Personal Wi-Fi routers have long been a cybersecurity weak point, which is a growing concern as the COVID-19 pandemic forces people to work from home.
According to new BitDefender research, criminals have moved quickly to manipulate these routers in a wide swath of countries in Europe, as well as in the United States.
Attackers have begun changing Domain Name System (DNS) settings in Linksys routers, pointing users to what they believe is a legitimate website that also includes a pop-up message with information about the pandemic. However, once a user clicks through, a fake coronavirus-related app may be downloaded containing malware that can perform a host of nefarious activities, according to Liviu Arsene, a global cybersecurity researcher at BitDefender.
”It is a big problem, especially now that everybody’s working from home,” Arsene told CyberScoop. “Having your router’s DNS compromised can spell disaster because if attackers can redirect you to any page they want without raising any suspicion in your browser, you could end up giving away credentials, you could end up giving away files, all sorts of sensitive information, or even allowing attackers to remotely dial into your company’s infrastructure. Compromising a router’s DNS is as bad as it gets.”
It’s unclear how the attackers, whose identity remains unknown, are changing router settings. Arsene writes in a blog post that the attackers are either accessing exposed router management consoles themselves or brute-forcing into the company’s service that allows people to manage router settings via the cloud.
“We think it’s brute-forcing, but it’s not necessarily brute-forcing the router itself,” Arsene told CyberScoop. “Either the router itself is directly exposed online for remote management, or [attackers] use brute-forcing on Linksys cloud accounts.”

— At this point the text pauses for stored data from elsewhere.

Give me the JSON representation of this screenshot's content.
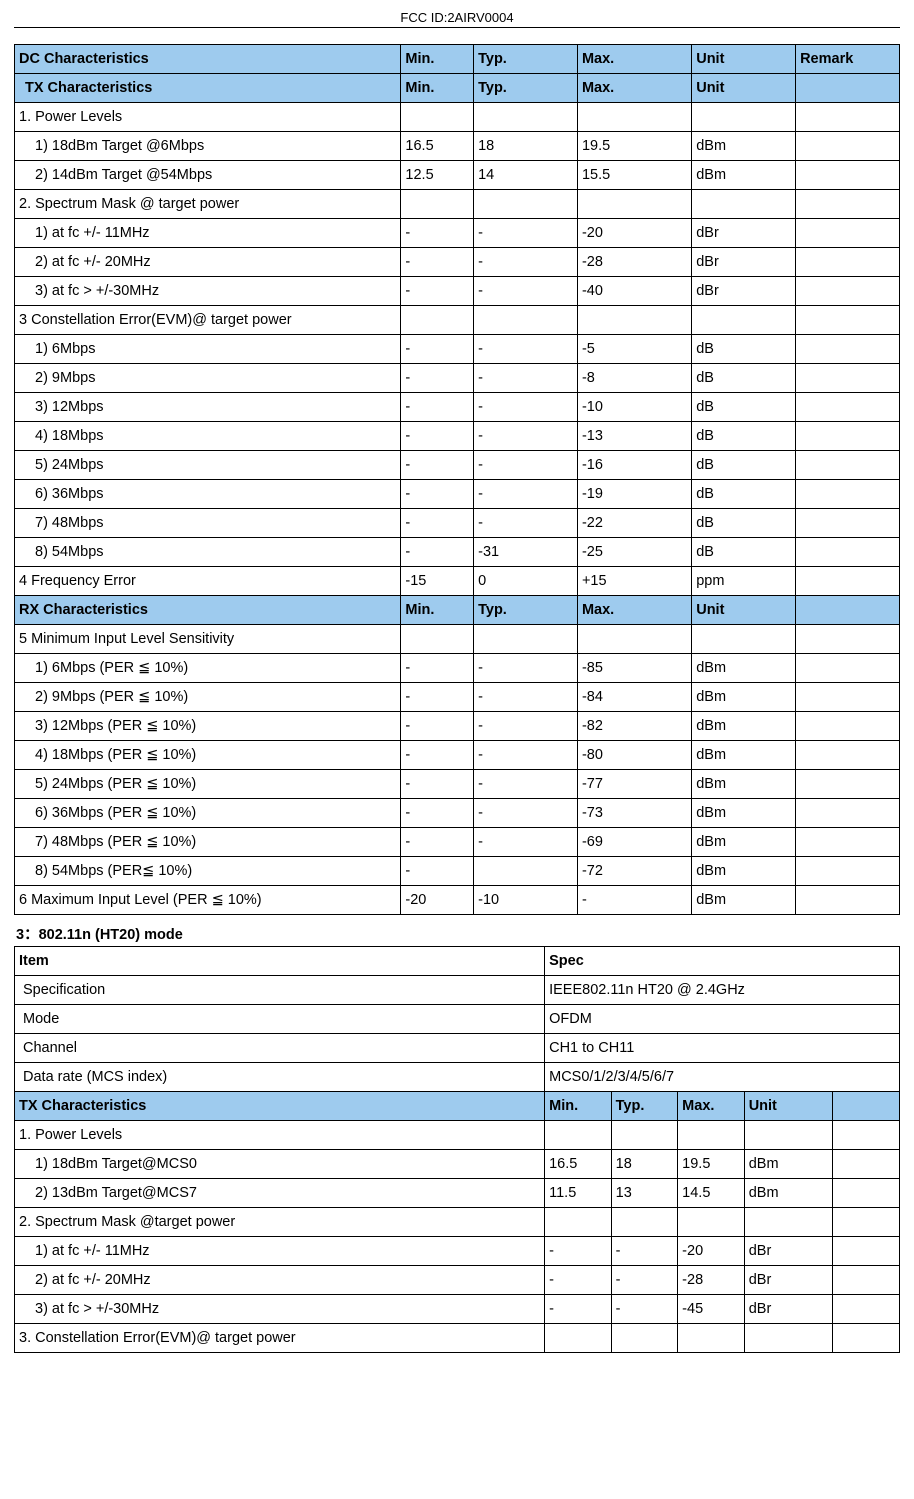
{
  "header": {
    "fcc": "FCC ID:2AIRV0004"
  },
  "t1": {
    "h1": {
      "a": "DC Characteristics",
      "min": "Min.",
      "typ": "Typ.",
      "max": "Max.",
      "unit": "Unit",
      "rem": "Remark"
    },
    "h2": {
      "a": "  TX Characteristics",
      "min": "Min.",
      "typ": "Typ.",
      "max": "Max.",
      "unit": "Unit"
    },
    "r": [
      {
        "a": "1. Power Levels",
        "min": "",
        "typ": "",
        "max": "",
        "unit": "",
        "rem": ""
      },
      {
        "a": "1) 18dBm Target @6Mbps",
        "min": "16.5",
        "typ": "18",
        "max": "19.5",
        "unit": "dBm",
        "rem": "",
        "sub": 1
      },
      {
        "a": "2) 14dBm Target @54Mbps",
        "min": "12.5",
        "typ": "14",
        "max": "15.5",
        "unit": "dBm",
        "rem": "",
        "sub": 1
      },
      {
        "a": "2. Spectrum Mask @ target power",
        "min": "",
        "typ": "",
        "max": "",
        "unit": "",
        "rem": ""
      },
      {
        "a": "1) at fc +/- 11MHz",
        "min": "-",
        "typ": "-",
        "max": "-20",
        "unit": "dBr",
        "rem": "",
        "sub": 1
      },
      {
        "a": "2) at fc +/- 20MHz",
        "min": "-",
        "typ": "-",
        "max": "-28",
        "unit": "dBr",
        "rem": "",
        "sub": 1
      },
      {
        "a": "3) at fc > +/-30MHz",
        "min": "-",
        "typ": "-",
        "max": "-40",
        "unit": "dBr",
        "rem": "",
        "sub": 1
      },
      {
        "a": "3 Constellation Error(EVM)@ target power",
        "min": "",
        "typ": "",
        "max": "",
        "unit": "",
        "rem": ""
      },
      {
        "a": "1) 6Mbps",
        "min": "-",
        "typ": "-",
        "max": "-5",
        "unit": "dB",
        "rem": "",
        "sub": 1
      },
      {
        "a": "2) 9Mbps",
        "min": "-",
        "typ": "-",
        "max": "-8",
        "unit": "dB",
        "rem": "",
        "sub": 1
      },
      {
        "a": "3) 12Mbps",
        "min": "-",
        "typ": "-",
        "max": "-10",
        "unit": "dB",
        "rem": "",
        "sub": 1
      },
      {
        "a": "4) 18Mbps",
        "min": "-",
        "typ": "-",
        "max": "-13",
        "unit": "dB",
        "rem": "",
        "sub": 1
      },
      {
        "a": "5) 24Mbps",
        "min": "-",
        "typ": "-",
        "max": "-16",
        "unit": "dB",
        "rem": "",
        "sub": 1
      },
      {
        "a": "6) 36Mbps",
        "min": "-",
        "typ": "-",
        "max": "-19",
        "unit": "dB",
        "rem": "",
        "sub": 1
      },
      {
        "a": "7) 48Mbps",
        "min": "-",
        "typ": "-",
        "max": "-22",
        "unit": "dB",
        "rem": "",
        "sub": 1
      },
      {
        "a": "8) 54Mbps",
        "min": "-",
        "typ": "-31",
        "max": "-25",
        "unit": "dB",
        "rem": "",
        "sub": 1
      },
      {
        "a": "4 Frequency Error",
        "min": "-15",
        "typ": "0",
        "max": "+15",
        "unit": "ppm",
        "rem": ""
      }
    ],
    "h3": {
      "a": "RX Characteristics",
      "min": "Min.",
      "typ": "Typ.",
      "max": "Max.",
      "unit": "Unit"
    },
    "r2": [
      {
        "a": "5 Minimum Input Level Sensitivity",
        "min": "",
        "typ": "",
        "max": "",
        "unit": "",
        "rem": ""
      },
      {
        "a": "1) 6Mbps (PER ≦ 10%)",
        "min": "-",
        "typ": "-",
        "max": "-85",
        "unit": "dBm",
        "rem": "",
        "sub": 1
      },
      {
        "a": "2) 9Mbps (PER ≦ 10%)",
        "min": "-",
        "typ": "-",
        "max": "-84",
        "unit": "dBm",
        "rem": "",
        "sub": 1
      },
      {
        "a": "3) 12Mbps (PER ≦ 10%)",
        "min": "-",
        "typ": "-",
        "max": "-82",
        "unit": "dBm",
        "rem": "",
        "sub": 1
      },
      {
        "a": "4) 18Mbps (PER ≦ 10%)",
        "min": "-",
        "typ": "-",
        "max": "-80",
        "unit": "dBm",
        "rem": "",
        "sub": 1
      },
      {
        "a": "5) 24Mbps (PER ≦ 10%)",
        "min": "-",
        "typ": "-",
        "max": "-77",
        "unit": "dBm",
        "rem": "",
        "sub": 1
      },
      {
        "a": "6) 36Mbps (PER ≦ 10%)",
        "min": "-",
        "typ": "-",
        "max": "-73",
        "unit": "dBm",
        "rem": "",
        "sub": 1
      },
      {
        "a": "7) 48Mbps (PER ≦ 10%)",
        "min": "-",
        "typ": "-",
        "max": "-69",
        "unit": "dBm",
        "rem": "",
        "sub": 1
      },
      {
        "a": "8) 54Mbps (PER≦ 10%)",
        "min": "-",
        "typ": "",
        "max": "-72",
        "unit": "dBm",
        "rem": "",
        "sub": 1
      },
      {
        "a": "6 Maximum Input Level (PER ≦ 10%)",
        "min": "-20",
        "typ": "-10",
        "max": "-",
        "unit": "dBm",
        "rem": ""
      }
    ]
  },
  "sec2": {
    "title": "3：802.11n (HT20) mode",
    "info": {
      "h": {
        "item": "Item",
        "spec": "Spec"
      },
      "rows": [
        {
          "a": " Specification",
          "b": "IEEE802.11n HT20 @ 2.4GHz"
        },
        {
          "a": " Mode",
          "b": "OFDM"
        },
        {
          "a": " Channel",
          "b": "CH1 to CH11"
        },
        {
          "a": " Data rate (MCS index)",
          "b": "MCS0/1/2/3/4/5/6/7"
        }
      ]
    },
    "tx": {
      "h": {
        "a": "TX Characteristics",
        "min": "Min.",
        "typ": "Typ.",
        "max": "Max.",
        "unit": "Unit"
      },
      "r": [
        {
          "a": "1. Power Levels",
          "min": "",
          "typ": "",
          "max": "",
          "unit": "",
          "rem": ""
        },
        {
          "a": "1) 18dBm Target@MCS0",
          "min": "16.5",
          "typ": "18",
          "max": "19.5",
          "unit": "dBm",
          "rem": "",
          "sub": 1
        },
        {
          "a": "2) 13dBm Target@MCS7",
          "min": "11.5",
          "typ": "13",
          "max": "14.5",
          "unit": "dBm",
          "rem": "",
          "sub": 1
        },
        {
          "a": "2. Spectrum Mask @target power",
          "min": "",
          "typ": "",
          "max": "",
          "unit": "",
          "rem": ""
        },
        {
          "a": "1) at fc +/- 11MHz",
          "min": "-",
          "typ": "-",
          "max": "-20",
          "unit": "dBr",
          "rem": "",
          "sub": 1
        },
        {
          "a": "2) at fc +/- 20MHz",
          "min": "-",
          "typ": "-",
          "max": "-28",
          "unit": "dBr",
          "rem": "",
          "sub": 1
        },
        {
          "a": "3) at fc > +/-30MHz",
          "min": "-",
          "typ": "-",
          "max": "-45",
          "unit": "dBr",
          "rem": "",
          "sub": 1
        },
        {
          "a": "3. Constellation Error(EVM)@ target power",
          "min": "",
          "typ": "",
          "max": "",
          "unit": "",
          "rem": ""
        }
      ]
    }
  }
}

Starting on March 18, attackers redirected users from a number of popular websites, including Amazon Web Services, Disney, and Reddit, according to BitDefender. The targeting spiked on March 23, reaching approximately 1,200 individuals in the U.S., Germany, France, The Netherlands, Romania, Bermuda, Poland, and Serbia, Arsene told CyberScoop.

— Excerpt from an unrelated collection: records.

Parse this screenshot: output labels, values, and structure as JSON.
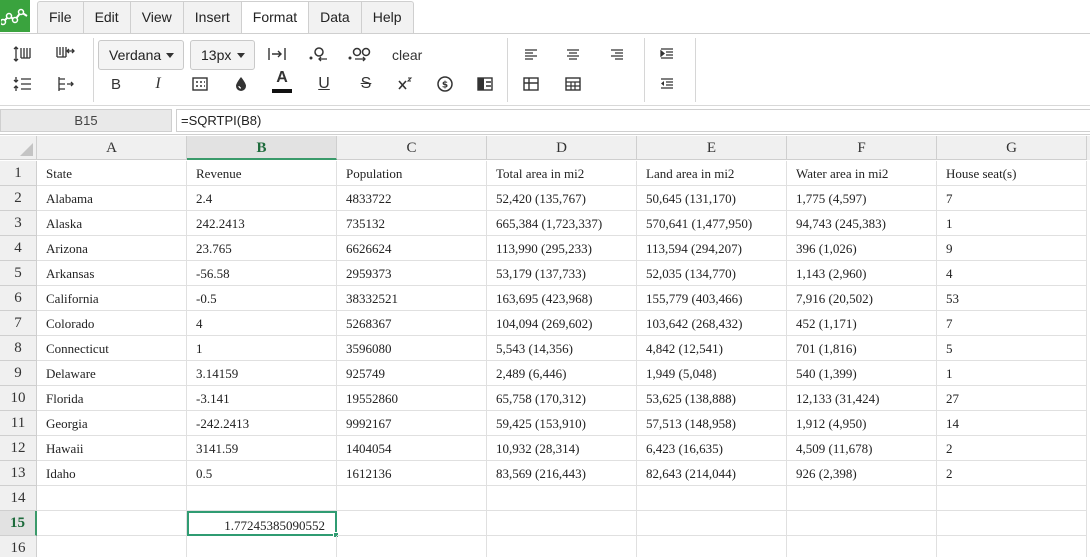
{
  "menu": {
    "tabs": [
      "File",
      "Edit",
      "View",
      "Insert",
      "Format",
      "Data",
      "Help"
    ],
    "active": "Format"
  },
  "toolbar": {
    "font_family": "Verdana",
    "font_size": "13px",
    "clear_label": "clear",
    "bold_label": "B",
    "italic_label": "I",
    "underline_label": "U",
    "strike_label": "S",
    "font_color_label": "A",
    "accent_color": "#3aa33e"
  },
  "formula_bar": {
    "cell_ref": "B15",
    "formula": "=SQRTPI(B8)"
  },
  "sheet": {
    "columns": [
      "A",
      "B",
      "C",
      "D",
      "E",
      "F",
      "G"
    ],
    "selected_column": "B",
    "selected_row": "15",
    "row_numbers": [
      "1",
      "2",
      "3",
      "4",
      "5",
      "6",
      "7",
      "8",
      "9",
      "10",
      "11",
      "12",
      "13",
      "14",
      "15",
      "16"
    ],
    "rows": [
      [
        "State",
        "Revenue",
        "Population",
        "Total area in mi2",
        "Land area in mi2",
        "Water area in mi2",
        "House seat(s)"
      ],
      [
        "Alabama",
        "2.4",
        "4833722",
        "52,420 (135,767)",
        "50,645 (131,170)",
        "1,775 (4,597)",
        "7"
      ],
      [
        "Alaska",
        "242.2413",
        "735132",
        "665,384 (1,723,337)",
        "570,641 (1,477,950)",
        "94,743 (245,383)",
        "1"
      ],
      [
        "Arizona",
        "23.765",
        "6626624",
        "113,990 (295,233)",
        "113,594 (294,207)",
        "396 (1,026)",
        "9"
      ],
      [
        "Arkansas",
        "-56.58",
        "2959373",
        "53,179 (137,733)",
        "52,035 (134,770)",
        "1,143 (2,960)",
        "4"
      ],
      [
        "California",
        "-0.5",
        "38332521",
        "163,695 (423,968)",
        "155,779 (403,466)",
        "7,916 (20,502)",
        "53"
      ],
      [
        "Colorado",
        "4",
        "5268367",
        "104,094 (269,602)",
        "103,642 (268,432)",
        "452 (1,171)",
        "7"
      ],
      [
        "Connecticut",
        "1",
        "3596080",
        "5,543 (14,356)",
        "4,842 (12,541)",
        "701 (1,816)",
        "5"
      ],
      [
        "Delaware",
        "3.14159",
        "925749",
        "2,489 (6,446)",
        "1,949 (5,048)",
        "540 (1,399)",
        "1"
      ],
      [
        "Florida",
        "-3.141",
        "19552860",
        "65,758 (170,312)",
        "53,625 (138,888)",
        "12,133 (31,424)",
        "27"
      ],
      [
        "Georgia",
        "-242.2413",
        "9992167",
        "59,425 (153,910)",
        "57,513 (148,958)",
        "1,912 (4,950)",
        "14"
      ],
      [
        "Hawaii",
        "3141.59",
        "1404054",
        "10,932 (28,314)",
        "6,423 (16,635)",
        "4,509 (11,678)",
        "2"
      ],
      [
        "Idaho",
        "0.5",
        "1612136",
        "83,569 (216,443)",
        "82,643 (214,044)",
        "926 (2,398)",
        "2"
      ],
      [
        "",
        "",
        "",
        "",
        "",
        "",
        ""
      ],
      [
        "",
        "1.77245385090552",
        "",
        "",
        "",
        "",
        ""
      ],
      [
        "",
        "",
        "",
        "",
        "",
        "",
        ""
      ]
    ]
  }
}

The U.S. and Germany have been the most targeted.
Difficult to detect
DNS hijacking is a particularly difficult attack for the average user to spot, since it tricks the victim into thinking they’re on the webpage they intended to visit.
“By changing the DNS settings on the router, users would actually believe they’ve landed on a legitimate webpage, except that it’s served from a different IP address,” Arsene says.
Once victims land on the redirected webpages, they appear to have found authoritative COVID-19 information from the World Health Organization, along with a prompt to download the malicious app.
Updating the infostealer
The downloaded malware — known as the Oski infostealer — is hosted on Bitbucket, a web-based version control repository, which may be helping the attackers “dodge security solutions that block suspicious URLs,” Arsene told CyberScoop. Additionally, attackers are using TinyURL, the url shortening service, to further hide their tracks.
Two of the four Bitbucket repositories BitDefender identified in this campaign have already been taken offline, Arsene said, which could mean there are more than 1,200 that BitDefender may not have visibility into.
The Oski malware first appeared on Russian underground forums last December, but it has already proven to be quite versatile. Since March 18, the malware’s capabilities have been updated at least three times, Arsene told CyberScoop. It can steal cryptocurrency wallet credentials, browser credentials, and cookies, and has keylogging capabilities as well.
It’s possible more capabilities are yet to come, Arsene said.
Although the Oski infostealer can communicate with the attacker’s command-and-control server to upload stolen information, Arsene says he does not have insight into whether any data exfiltration has taken place in this particular campaign.